Originally, she decided to major in something practical, but ultimately decided to switch to majoring in composition outright, perhaps encouraged by the success that greeted her early works, including the première of her first symphony by the National Symphony Orchestra in 1963. After graduating, she won a scholarship to study with Nadia Boulanger in Paris, whose rigorous course of study had a lasting impact on Moore. (Boulanger evidently refused to even look at Moore's symphony because she thought Moore was "too young to be writing symphonies", which sounds pretty typical of Boulanger.)

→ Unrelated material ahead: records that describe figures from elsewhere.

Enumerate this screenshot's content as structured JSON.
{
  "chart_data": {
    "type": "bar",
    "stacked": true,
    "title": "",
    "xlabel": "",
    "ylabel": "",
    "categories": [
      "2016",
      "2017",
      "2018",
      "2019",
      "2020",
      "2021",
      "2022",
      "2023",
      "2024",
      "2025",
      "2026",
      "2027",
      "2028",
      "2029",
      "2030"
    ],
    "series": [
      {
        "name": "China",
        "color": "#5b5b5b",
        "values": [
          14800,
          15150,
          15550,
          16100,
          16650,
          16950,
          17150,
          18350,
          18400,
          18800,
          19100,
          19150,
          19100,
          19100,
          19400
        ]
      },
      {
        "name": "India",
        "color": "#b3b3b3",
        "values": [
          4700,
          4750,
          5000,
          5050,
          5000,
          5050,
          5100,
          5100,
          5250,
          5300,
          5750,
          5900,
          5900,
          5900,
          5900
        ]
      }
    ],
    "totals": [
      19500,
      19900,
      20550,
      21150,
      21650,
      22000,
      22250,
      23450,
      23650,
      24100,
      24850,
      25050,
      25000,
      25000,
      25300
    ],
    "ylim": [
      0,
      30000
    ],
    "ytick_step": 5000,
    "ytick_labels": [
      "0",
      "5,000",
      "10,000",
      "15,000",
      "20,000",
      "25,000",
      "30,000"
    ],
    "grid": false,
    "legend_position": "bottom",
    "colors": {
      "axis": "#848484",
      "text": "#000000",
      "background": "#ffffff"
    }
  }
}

On returning to the United States, she settled in New York City, teaching and performing to supplement her compositional income. It was there that she met and married composer and cellist Kermit Moore, and the two were both founding members of the Society of Black Composers, an organization that supported, performed, and publicized their work. (Sadly, this group now seems to be defunct.) Despite this, she was wary of being pigeonholed based on her gender or race, maintaining that "it is important that black composers not be ghettoized. . . . There are many black artists in all disciplines and each is an individual with his or her [sic] unique experiences.". Thus, altho she occasionally uses compositional techniques developed by other black composers (she was especially fond of Duke Ellington), her music is typically devoid of the "black idioms" that many other black composers employed, favoring instead a high modernist style that has much in common with the white European then-contemporary vogue.

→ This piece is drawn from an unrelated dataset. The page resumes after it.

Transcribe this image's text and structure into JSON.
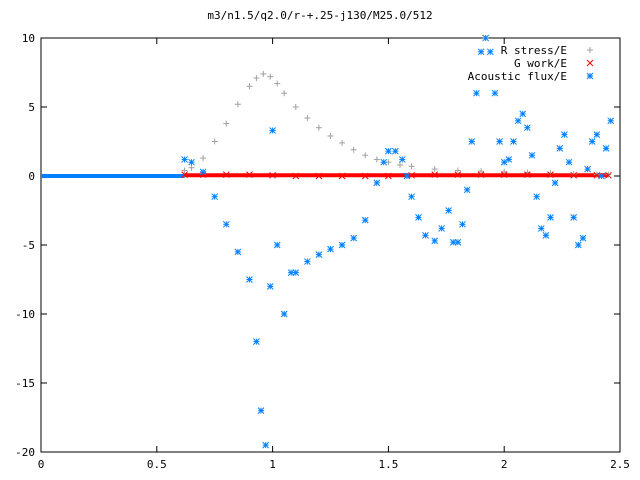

Right from the start of her 1978 Night Fantasy, it's clear that we've left tonal waters behind, as the piano taps out a spare, sickly figure with ambiguous harmonies underneath. After this introduction, the clarinet enters with a languid flourish, leading to a series of melodic fragments that sound like the cries of some strange tropical bird. The music continues in much the same vein, a fragmented landscape of half-remembered shapes, suggesting an unsettled night of disquieting dreams. Altho seldom truly consonant, the sparse textures keep the work free from getting bogged down in a chromatic swamp, allowing it instead to float and twist about like a weightless arabesque.
Even tho the second movement kicks the tempo into high gear, some of this weightless quality remains. There is a furtive, searching quality to the music, as tho the two players are wary of trusting each other enough to really come together. In the slower central section, the two finally seem to lock in, but the harmonic ground is still shifting and uncertain. Each instrument makes several feints towards re-launching the faster tempo, but they slide repeatedly back into the doldrums. A sense of frustration at this repeated flagging builds and builds, before the music ends with an exasperated thump.